What music do you like?

To choose either ASP.NET or ASP.NET MVC depends on what you want to do. Nick Berardi developed a nice decision table which guides you on your choice.

Following that and my own experiences you should use ASP.NET MVC, if you want:

  • test-driven development, including your UI,
  • separation of concerns through the MVC principle with all goods, that are implied through this (logic at places where it should be, nicer architecture etc.),
  • improved team development, where different team members are responsible for different parts of the UI (Models, Views and Controllers),
  • RESTful URLs,
  • multiplicity of Views (e.g. for different output devices like PC, mobile, printer, …),
  • full control over your markup, clean and tiny HTML pages.

ASP.NET should be used in case you want to:

  • be productive in a short time (RAD/prototyping),
  • develop data centric applications (ASP.NET MVC is not the best for that due to the missing data-centric controls (at the moment) and missing data source controls),
  • make use of complex web forms (includes existing 3rd party controls),
  • use the event model,
  • get a fast entrance to web application development.

My opinion

Personally I like the development in ASP.NET MVC. It gives me more freedom than classic ASP.NET and I feel more home in there. ASP.NET MVC is in my opinion a step in the right direction. The loosely coupled components give you the flexibility to exchange or extend parts of the framework as well as to fake things out and test parts of your code separately. A main point that Microsoft has done right is to include the community in the development process and to consider their needs. The open source community project MVCContrib shows this direction of actively including the community. Furthermore, ASP.NET MVC comes with jQuery, built-in jQuery support and jQuery intellisense. Microsoft promises to support jQuery and to contribute improvements back into the jQuery development in the future. That’s a huge turnaround for Microsoft, which was fighting Open Source heavily not long ago. I think, other development teams at Microsoft should follow this example. For instance, the ADO.NET team has created so much distrust while developing the Entity Framework at its current state and it’s not much caring about community needs. Guys, time to re-think!

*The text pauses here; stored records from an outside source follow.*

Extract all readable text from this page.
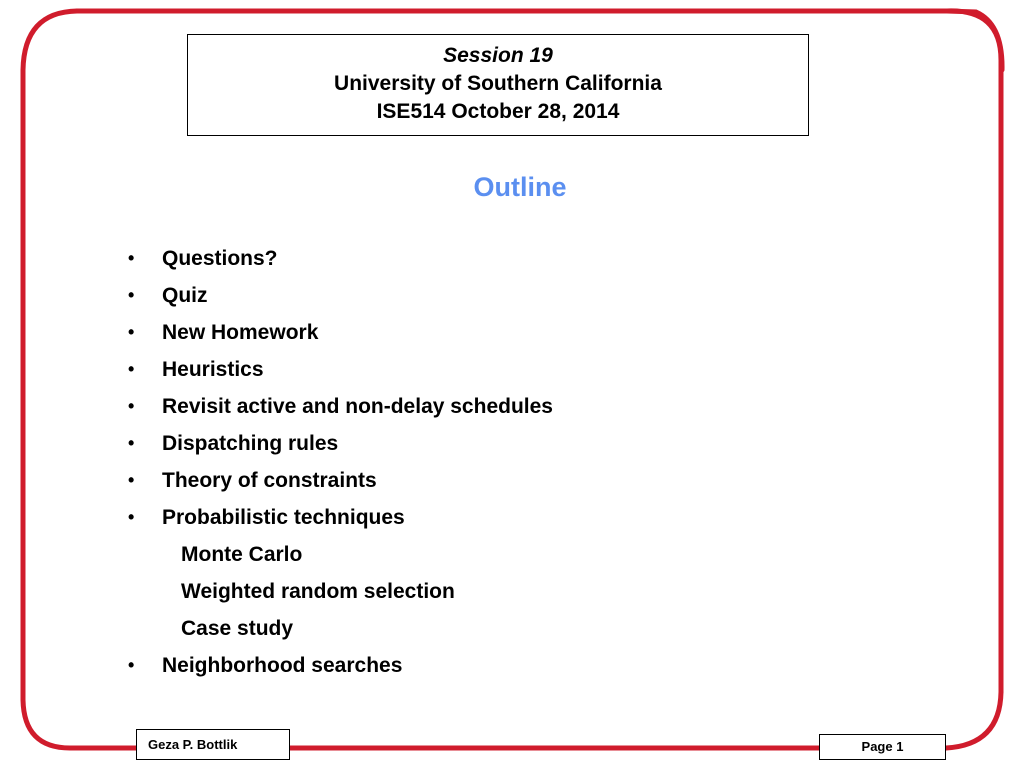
Session 19
University of Southern California
ISE514 October 28, 2014
Outline
• Questions?
• Quiz
• New Homework
• Heuristics
• Revisit active and non-delay schedules
• Dispatching rules
• Theory of constraints
• Probabilistic techniques
Monte Carlo
Weighted random selection
Case study
• Neighborhood searches
Geza P. Bottlik	Page 1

On the other hand, there are many things for you to dislike ASP.NET MVC. Through the lower level of abstraction and the missing ASP.NET controls you could miss some kind of comfort while creating your web applications. Furthermore, there is no direct „upgrade path“ for learning ASP.NET MVC if you have developed ASP.NET so far. For beginners in web-based application development, there is a very steep learning curve, because you have to be aware of the stateless programming model and basic technologies like HTML, CSS, HTTP and so on.

One thing to mention is that ASP.NET MVC is still in development. At this time, the RC has been released and V1 will follow in February 2009. For me and many others, ASP.NET MVC V1 is not a complete framework out-of-the-box, it’s more a basic framing which doesn’t limit developers in most things. It gives them the freedom and possibilities to realize their own opinions and principles. Phil Haack got the point:

In part, you can look at v1 of ASP.NET MVC as a Framework for building ASP.NET MVC Frameworks.

That’s a thing which I can truly sign. And it’s leading the future development. In my opinion there will come developers and build up their own frameworks on top of ASP.NET MVC, making them more narrow and including their own principles. And ASP.NET MVC allows them to do this. Moreover, that is why the ASP.NET MVC developers didn’t make their framework very opinionated. At every point there are many degrees of freedom and some people are frustrated about that, because it allows everyone to create bad code. But it’s a good thing, if others come and make their frameworks on top of ASP.NET MVC really opinionated. It’s easing the way for those people and thus I’m applauding the ASP.NET MVC team. I’m really happy to see this bare framework to come out and I’m interested to see what will have been developed in spproximately one year. For now, I’m really confident of that.